Here in North Carolina, our teenagers need each other in order to help sustain each other’s identity as Latter-day Saints; adults depend on each other and are tolerant of variations. If you show up and do your calling, then we don’t care what political party you belong to, you’re one of us. Also, wards are spread out over large stretches of cities and country-side, so that people of every walk of life and every income level gather together to worship.

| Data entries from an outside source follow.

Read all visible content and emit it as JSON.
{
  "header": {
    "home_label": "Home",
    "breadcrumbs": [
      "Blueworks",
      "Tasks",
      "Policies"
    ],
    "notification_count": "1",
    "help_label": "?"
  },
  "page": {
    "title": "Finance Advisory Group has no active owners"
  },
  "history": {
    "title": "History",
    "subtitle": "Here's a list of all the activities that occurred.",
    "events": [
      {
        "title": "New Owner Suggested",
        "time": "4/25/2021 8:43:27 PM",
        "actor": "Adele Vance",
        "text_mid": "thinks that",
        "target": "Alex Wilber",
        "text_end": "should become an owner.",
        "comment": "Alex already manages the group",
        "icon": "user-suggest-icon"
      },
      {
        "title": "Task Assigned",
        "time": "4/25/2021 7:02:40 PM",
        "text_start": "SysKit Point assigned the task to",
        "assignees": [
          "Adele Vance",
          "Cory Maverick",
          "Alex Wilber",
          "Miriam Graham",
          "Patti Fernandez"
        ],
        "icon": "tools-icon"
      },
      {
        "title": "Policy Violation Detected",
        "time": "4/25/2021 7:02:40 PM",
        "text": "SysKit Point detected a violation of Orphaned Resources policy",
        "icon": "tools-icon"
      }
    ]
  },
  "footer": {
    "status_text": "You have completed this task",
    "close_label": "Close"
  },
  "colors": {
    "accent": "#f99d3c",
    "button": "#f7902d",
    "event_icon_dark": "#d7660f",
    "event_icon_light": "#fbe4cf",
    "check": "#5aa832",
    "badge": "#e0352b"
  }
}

In the Mormon Corridor, by contrast, members are expendable—there are so many Mormons you can afford to ostracize those who don’t believe
exactly
the way you do. And wards are so bunched together that zoning laws shape the church to a dysfunctional degree—everybody in the ward makes pretty much the same amount of money and lives in pretty much the same-size house, and never has to deal with anyone markedly poorer or different from themselves. When wards are smaller than Zip Codes, it’s easy to forget that it’s faith and obedience that bind us together, not the superficial similarities of income and career.
In other words, in “Zion,” Mormons are far more likely to get confused about where worldly values leave off and religious values begin. Whereas in places where Mormons are a small minority, the lines are clear and everyone can see them. Of course there are good and bad Mormons in all different situations, and there are sick and healthy wards both in and out of “Zion.” Maybe it’s just a matter of preference.
As a fiction writer, my stories serve as social commentary, whether I mean them to or not (and usually I don’t). I faithfully report the kinds of things that real people do, and explain as best I can the reasons why they do them. That’s what fiction is for.
But when I’m writing for the general audience, I can’t address issues
that exist only in Mormon culture. So, from time to time—and you can see that it is comparatively rarely—I find it useful to write a fiction that is set within Mormon culture, or within the Mormon belief system. Knowing that non-Mormons probably will never read it, I don’t bother to explain cultural elements that Mormons all recognize immediately. In these cases I am writing fiction that is “inside.”